CenturyLink Faces Class-Action Lawsuit Seeking Up to $12 Billion

Amid the telecom company’s $34 billion merger with Level 3, the suit seeks to establish a class of consumers harmed by an alleged high-pressure sales culture.

An office building occupied by CenturyLink, Inc., in Herndon, Va.

Photographer: Tripplaar Kristoffer/SIPA/Sipa USA

CenturyLink Inc., sued last week by a former employee for allegedly running a sales incentive scheme and firing her for drawing attention to it, is now the subject of a class-action complaint seeking damages as high as $12 billion.
The complaint, which comes as the Monroe, La., telecommunications company is in the midst of a $34 billion merger with Level 3 Communications Inc., seeks to establish a class of consumers harmed by an alleged high-pressure sales culture. Last week's self-proclaimed whistleblower, Heidi Heiser, says such a culture left customers paying millions of dollars for accounts they didn't request.
The new lawsuit, filed in the central district of California late Sunday night, cites Heiser's suit, as well as similar accusations posted on social media and consumer review websites by people identifying themselves as CenturyLink customers, and accuses CenturyLink of fraud, unfair competition, and unjust enrichment.  
"Ms. Heiser's allegations of what she observed, and what CenturyLink corporate culture encouraged, are consistent with the experiences of hundreds of thousands and potentially millions of consumers who have been defrauded by CenturyLink," the complaint states. "It is estimated that the damages to consumers could range between $600 million and $12 billion, based on CenturyLink's 5.9 million subscribers."
“The fact that a law firm is trying to leverage a wrongful termination suit into a putative class action lawsuit does not change our original position,” Mark Molzen, a CenturyLink spokeman, said in a statement, adding that Heiser failed to report her allegations to the company’s 24-hour Integrity Line. He said her claims “are completely inconsistent” with company policy and culture and that “we take these allegations seriously and are diligently investigating this matter.”
Class actions are common after contentious allegations against large companies. Sunday's lawsuit was brought on behalf of the consumers by the Geragos & Geragos law firm, led by celebrity attorney Mark J. GeragosHeiser didn't report her concerns to the Federal Communications Commission or other authorities.
The named plaintiffs in the case are Craig McLeod and Steven L. McCauley, both current customers of CenturyLink. During a conversation in early April with a sales agent on CenutryLink's website, McLeod, 65, was offered a faster internet link for an extra $2 a month with a two-year contract, and accepted, according to the complaint.
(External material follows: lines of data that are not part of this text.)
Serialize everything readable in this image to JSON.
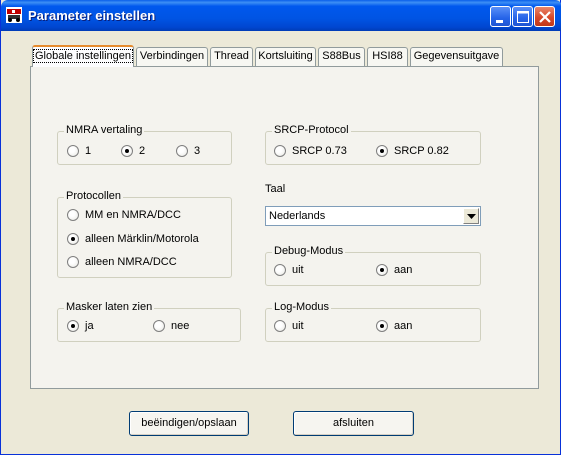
{
  "window": {
    "title": "Parameter einstellen",
    "controls": {
      "minimize_icon": "minimize-icon",
      "maximize_icon": "maximize-icon",
      "close_icon": "close-icon"
    }
  },
  "tabs": [
    {
      "label": "Globale instellingen",
      "active": true
    },
    {
      "label": "Verbindingen"
    },
    {
      "label": "Thread"
    },
    {
      "label": "Kortsluiting"
    },
    {
      "label": "S88Bus"
    },
    {
      "label": "HSI88"
    },
    {
      "label": "Gegevensuitgave"
    }
  ],
  "nmra": {
    "legend": "NMRA vertaling",
    "options": [
      "1",
      "2",
      "3"
    ],
    "selected": "2"
  },
  "protocollen": {
    "legend": "Protocollen",
    "options": [
      "MM en NMRA/DCC",
      "alleen Märklin/Motorola",
      "alleen NMRA/DCC"
    ],
    "selected": "alleen Märklin/Motorola"
  },
  "masker": {
    "legend": "Masker laten zien",
    "options": [
      "ja",
      "nee"
    ],
    "selected": "ja"
  },
  "srcp": {
    "legend": "SRCP-Protocol",
    "options": [
      "SRCP 0.73",
      "SRCP 0.82"
    ],
    "selected": "SRCP 0.82"
  },
  "taal": {
    "label": "Taal",
    "value": "Nederlands"
  },
  "debug": {
    "legend": "Debug-Modus",
    "options": [
      "uit",
      "aan"
    ],
    "selected": "aan"
  },
  "log": {
    "legend": "Log-Modus",
    "options": [
      "uit",
      "aan"
    ],
    "selected": "aan"
  },
  "buttons": {
    "save": "beëindigen/opslaan",
    "close": "afsluiten"
  },
  "colors": {
    "title_bar": "#0054e3",
    "tab_accent": "#e68b2c",
    "close_button": "#d7482a"
  }
}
He alleges he incurred considerably higher fees than quoted and was charged for a repair that never was made. 
In an interview, McLeod, a semi-retired truck driver, said that in the area of Alabama where he lives, CenturyLink is the only hardwired internet provider available. 
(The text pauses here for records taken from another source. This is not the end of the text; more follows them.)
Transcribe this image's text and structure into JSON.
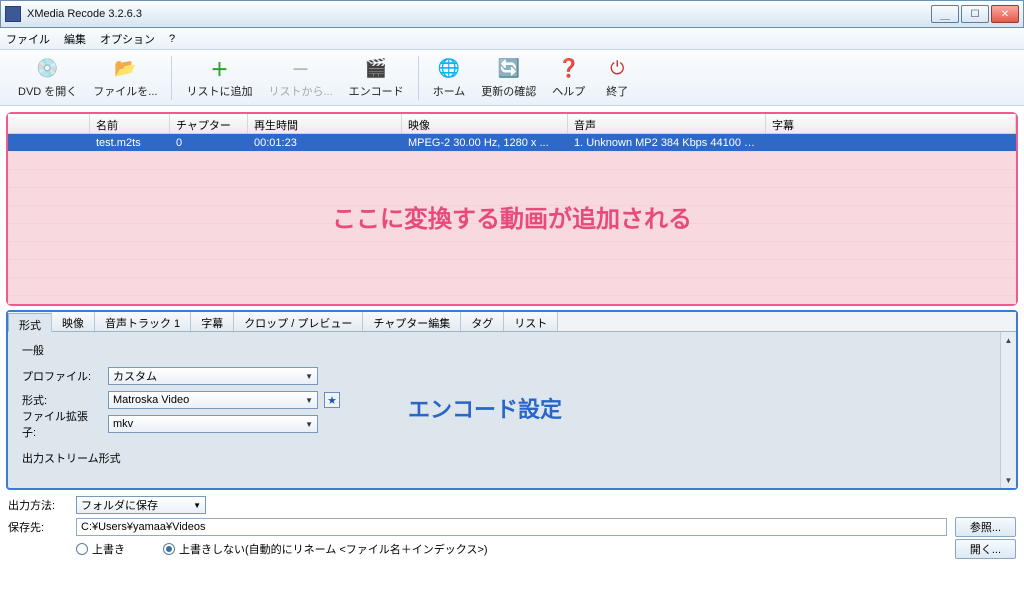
{
  "window": {
    "title": "XMedia Recode 3.2.6.3"
  },
  "menu": {
    "file": "ファイル",
    "edit": "編集",
    "options": "オプション",
    "help": "?"
  },
  "toolbar": {
    "open_dvd": "DVD を開く",
    "open_file": "ファイルを...",
    "add_list": "リストに追加",
    "remove_list": "リストから...",
    "encode": "エンコード",
    "home": "ホーム",
    "update": "更新の確認",
    "helpbtn": "ヘルプ",
    "exit": "終了"
  },
  "columns": {
    "name": "名前",
    "chapter": "チャプター",
    "duration": "再生時間",
    "video": "映像",
    "audio": "音声",
    "subtitle": "字幕"
  },
  "rows": [
    {
      "name": "test.m2ts",
      "chapter": "0",
      "duration": "00:01:23",
      "video": "MPEG-2 30.00 Hz, 1280 x ...",
      "audio": "1. Unknown MP2 384 Kbps 44100 Hz...",
      "subtitle": ""
    }
  ],
  "annotations": {
    "list": "ここに変換する動画が追加される",
    "encode": "エンコード設定"
  },
  "tabs": {
    "format": "形式",
    "video": "映像",
    "audio": "音声トラック 1",
    "subtitle": "字幕",
    "crop": "クロップ / プレビュー",
    "chapter": "チャプター編集",
    "tag": "タグ",
    "list": "リスト"
  },
  "settings": {
    "general_title": "一般",
    "profile_label": "プロファイル:",
    "profile_value": "カスタム",
    "format_label": "形式:",
    "format_value": "Matroska Video",
    "ext_label": "ファイル拡張子:",
    "ext_value": "mkv",
    "outstream_title": "出力ストリーム形式"
  },
  "output": {
    "method_label": "出力方法:",
    "method_value": "フォルダに保存",
    "dest_label": "保存先:",
    "dest_value": "C:¥Users¥yamaa¥Videos",
    "browse": "参照...",
    "open": "開く...",
    "overwrite": "上書き",
    "no_overwrite": "上書きしない(自動的にリネーム <ファイル名＋インデックス>)"
  }
}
"I'm pretty much stuck with CenturyLink," he said. "I am seriously considering moving just because of them. The internet is that important to me."
On Friday, CenturyLink's shares fell the most in six weeks on the news of Heiser's suit, while the shares of merger partner Level 3 also dropped sharply. The merger will put CenturyLink up against powerhouses such as AT&T Inc. in bidding to provide communications services to businesses. CenturyLink, which provides data services nationwide, including hosting, cloud, and information technology services, booked $816 million in net income on $17.5 billion in sales last year. 
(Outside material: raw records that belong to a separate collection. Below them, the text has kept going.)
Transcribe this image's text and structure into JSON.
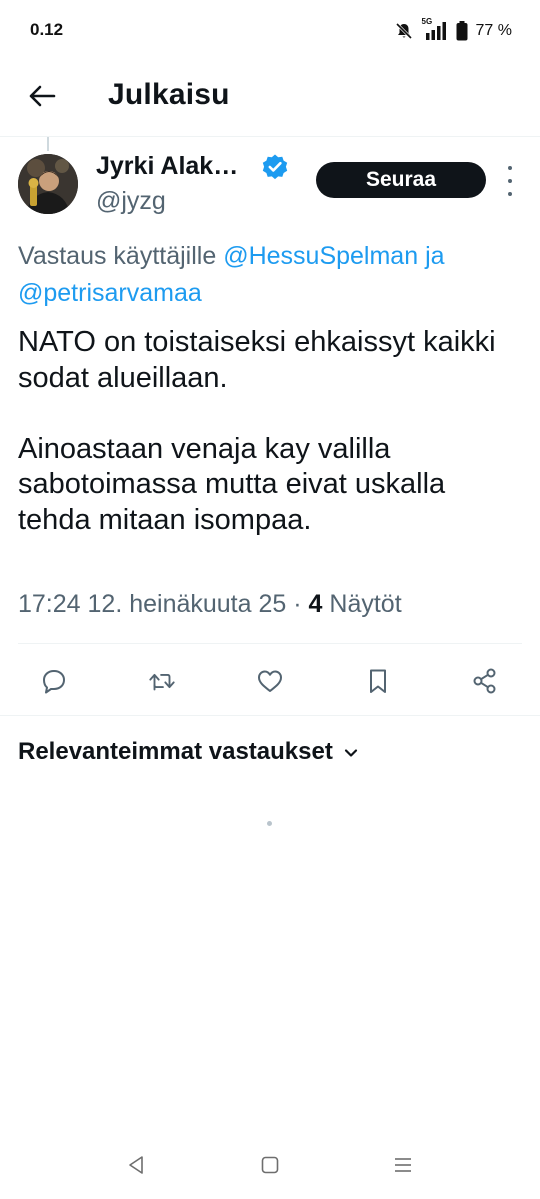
{
  "status_bar": {
    "time": "0.12",
    "network": "5G",
    "battery": "77 %"
  },
  "header": {
    "title": "Julkaisu"
  },
  "post": {
    "author_name": "Jyrki Alak…",
    "author_handle": "@jyzg",
    "follow_label": "Seuraa",
    "reply_prefix": "Vastaus käyttäjille",
    "mention_1": "@HessuSpelman",
    "conjunction": "ja",
    "mention_2": "@petrisarvamaa",
    "text_line_1": "NATO on toistaiseksi ehkaissyt kaikki sodat alueillaan.",
    "text_line_2": "Ainoastaan venaja kay valilla sabotoimassa mutta eivat uskalla tehda mitaan isompaa.",
    "timestamp": "17:24 12. heinäkuuta 25",
    "separator": "·",
    "views_count": "4",
    "views_label": "Näytöt"
  },
  "replies": {
    "sort_label": "Relevanteimmat vastaukset"
  },
  "icons": {
    "back": "arrow-left-icon",
    "verified": "verified-badge-icon",
    "more": "more-vertical-icon",
    "reply": "comment-icon",
    "repost": "repost-icon",
    "like": "heart-icon",
    "bookmark": "bookmark-icon",
    "share": "share-icon",
    "sort": "chevron-down-icon"
  },
  "colors": {
    "accent": "#1d9bf0",
    "text_primary": "#0f1419",
    "text_secondary": "#536471",
    "divider": "#eff3f4"
  }
}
Heiser's complaint alleges that Heiser became increasingly concerned about what she observed at CenturyLink after news of Wells Fargo & Co.'s regulatory troubles broke in September. In that case, Wells Fargo employees, to earn incentives and meet sales goals, opened deposit and credit card accounts without customers' consent. Without admitting wrongdoing, Wells Fargo ended up firing more than 5,000 employees and agreeing to pay $185 million in fines, in addition to compensating customers for fees related to the unauthorized accounts.